Like to see how you get on with that fella. I bought one a few years ago. It's passed quite a few known dead valves. I'm rather suspicious of it.

So far it has indicated a quad of ‘worn’ Sovtek EL84 that I’d run before fully rebuilding the Leak (some resistor values were well out at that point so may have stressed them). Everything else has passed. It found a few ECC81s, 83s etc with less than perfectly matched triodes (which still sound fine). I haven’t actually got any dead valves on hand to test. I just wish it did rectifiers!
 
I don't have one and don't want one... and I have a mate who has several and would just give me an Avo or Mullard if I asked.... And this from someone who does this for a living.... I don't own a chocolate fireguard either!

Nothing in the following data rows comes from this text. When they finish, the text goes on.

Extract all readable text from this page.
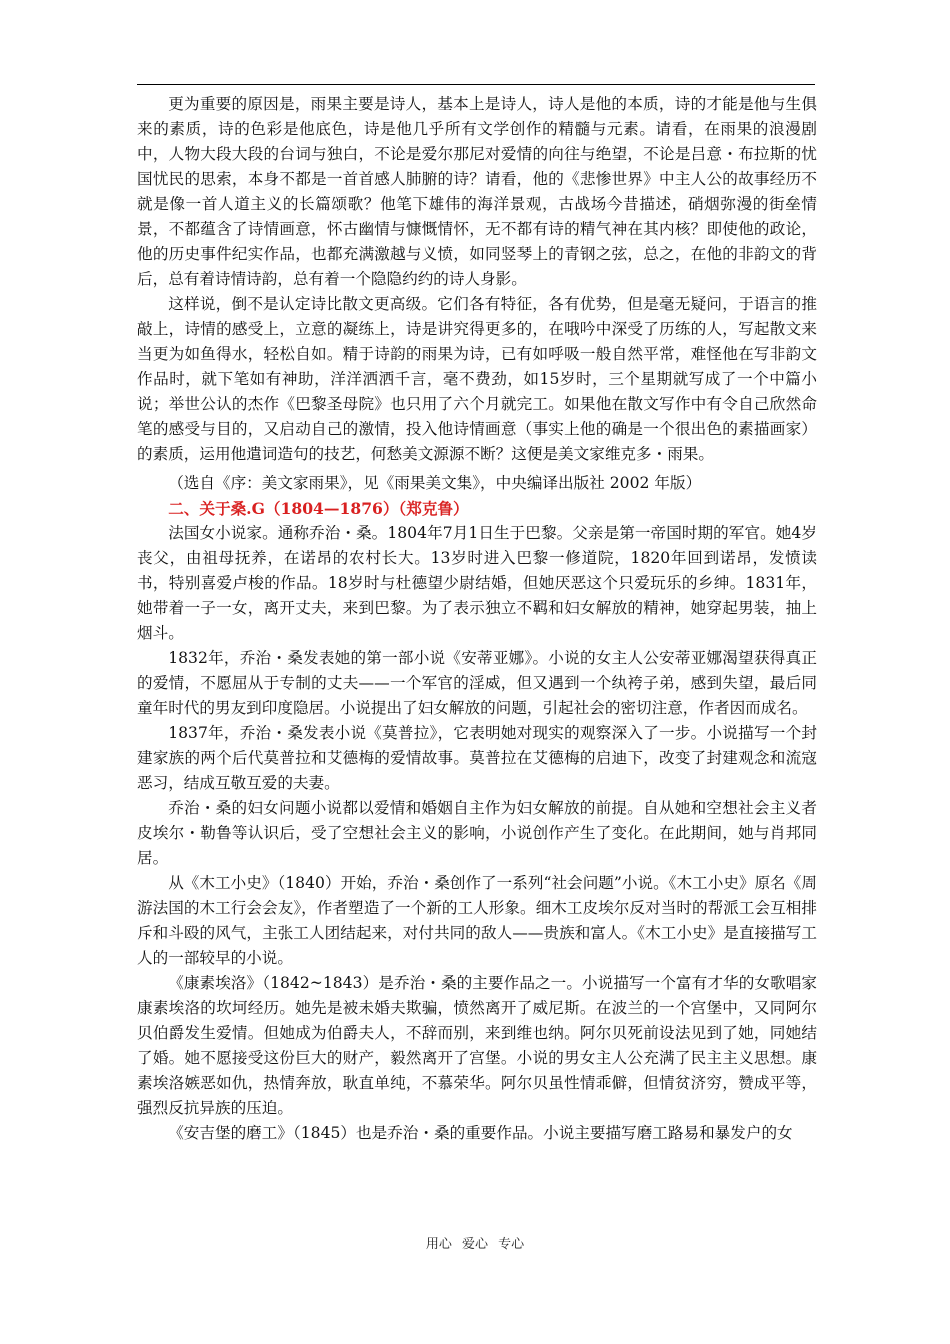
更为重要的原因是，雨果主要是诗人，基本上是诗人，诗人是他的本质，诗的才能是他与生俱来的素质，诗的色彩是他底色，诗是他几乎所有文学创作的精髓与元素。请看，在雨果的浪漫剧中，人物大段大段的台词与独白，不论是爱尔那尼对爱情的向往与绝望，不论是吕意・布拉斯的忧国忧民的思索，本身不都是一首首感人肺腑的诗？请看，他的《悲惨世界》中主人公的故事经历不就是像一首人道主义的长篇颂歌？他笔下雄伟的海洋景观，古战场今昔描述，硝烟弥漫的街垒情景，不都蕴含了诗情画意，怀古幽情与慷慨情怀，无不都有诗的精气神在其内核？即使他的政论，他的历史事件纪实作品，也都充满激越与义愤，如同竖琴上的青钢之弦，总之，在他的非韵文的背后，总有着诗情诗韵，总有着一个隐隐约约的诗人身影。

这样说，倒不是认定诗比散文更高级。它们各有特征，各有优势，但是毫无疑问，于语言的推敲上，诗情的感受上，立意的凝练上，诗是讲究得更多的，在哦吟中深受了历练的人，写起散文来当更为如鱼得水，轻松自如。精于诗韵的雨果为诗，已有如呼吸一般自然平常，难怪他在写非韵文作品时，就下笔如有神助，洋洋洒洒千言，毫不费劲，如15岁时，三个星期就写成了一个中篇小说；举世公认的杰作《巴黎圣母院》也只用了六个月就完工。如果他在散文写作中有令自己欣然命笔的感受与目的，又启动自己的激情，投入他诗情画意（事实上他的确是一个很出色的素描画家）的素质，运用他遣词造句的技艺，何愁美文源源不断？这便是美文家维克多・雨果。

（选自《序：美文家雨果》，见《雨果美文集》，中央编译出版社 2002 年版）

二、关于桑.G（1804—1876）（郑克鲁）

法国女小说家。通称乔治・桑。1804年7月1日生于巴黎。父亲是第一帝国时期的军官。她4岁丧父，由祖母抚养，在诺昂的农村长大。13岁时进入巴黎一修道院，1820年回到诺昂，发愤读书，特别喜爱卢梭的作品。18岁时与杜德望少尉结婚，但她厌恶这个只爱玩乐的乡绅。1831年，她带着一子一女，离开丈夫，来到巴黎。为了表示独立不羁和妇女解放的精神，她穿起男装，抽上烟斗。

1832年，乔治・桑发表她的第一部小说《安蒂亚娜》。小说的女主人公安蒂亚娜渴望获得真正的爱情，不愿屈从于专制的丈夫——一个军官的淫威，但又遇到一个纨袴子弟，感到失望，最后同童年时代的男友到印度隐居。小说提出了妇女解放的问题，引起社会的密切注意，作者因而成名。

1837年，乔治・桑发表小说《莫普拉》，它表明她对现实的观察深入了一步。小说描写一个封建家族的两个后代莫普拉和艾德梅的爱情故事。莫普拉在艾德梅的启迪下，改变了封建观念和流寇恶习，结成互敬互爱的夫妻。

乔治・桑的妇女问题小说都以爱情和婚姻自主作为妇女解放的前提。自从她和空想社会主义者皮埃尔・勒鲁等认识后，受了空想社会主义的影响，小说创作产生了变化。在此期间，她与肖邦同居。

从《木工小史》（1840）开始，乔治・桑创作了一系列“社会问题”小说。《木工小史》原名《周游法国的木工行会会友》，作者塑造了一个新的工人形象。细木工皮埃尔反对当时的帮派工会互相排斥和斗殴的风气，主张工人团结起来，对付共同的敌人——贵族和富人。《木工小史》是直接描写工人的一部较早的小说。

《康素埃洛》（1842~1843）是乔治・桑的主要作品之一。小说描写一个富有才华的女歌唱家康素埃洛的坎坷经历。她先是被未婚夫欺骗，愤然离开了威尼斯。在波兰的一个宫堡中，又同阿尔贝伯爵发生爱情。但她成为伯爵夫人，不辞而别，来到维也纳。阿尔贝死前设法见到了她，同她结了婚。她不愿接受这份巨大的财产，毅然离开了宫堡。小说的男女主人公充满了民主主义思想。康素埃洛嫉恶如仇，热情奔放，耿直单纯，不慕荣华。阿尔贝虽性情乖僻，但情贫济穷，赞成平等，强烈反抗异族的压迫。

《安吉堡的磨工》（1845）也是乔治・桑的重要作品。小说主要描写磨工路易和暴发户的女

用心 爱心 专心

Aye, got my eye on that AVO4 on fleabay at the moment, instead of borrowing a friends MK3 every now and then ;-)
 
We had an AVO mkIII at a place I used to work - it never got used and that was in the days when most of the kit was still valve. Substitution is a better bet unless you want to sell valves in which case quoting test figures, however meaningless, give potential buyers a bit of confidence.
 
Substituting valves with no test measurements seems like a rather 'hit and miss' approach to me. Presumably with this methodology you would ascertain the 'goodness' of a particular valve by ear if it works or possibly by the fuse blowing on your amplifier if it doesn't .

I particularly would not recommend this practice with potentially suspect heavy duty rectifier valves such as GZ34 , 5U4G types as you could easily cause some costly damage to equipment in the event of failure.

Valve testers may not be ideal for evaluating some valves types but a 'tested' valve from a decent tester like an AVO is surely a better option for most hi-fi enthusiasts than an untested one especially if you are intending to install it in expensive equipment.
 
I should have pointed out that it`s best to use known good valves for substitution.

I`ve never broken any equipment by fitting a duff valve, with power devices it obviously pays to observe voltages and watch for arcing when first fitting them.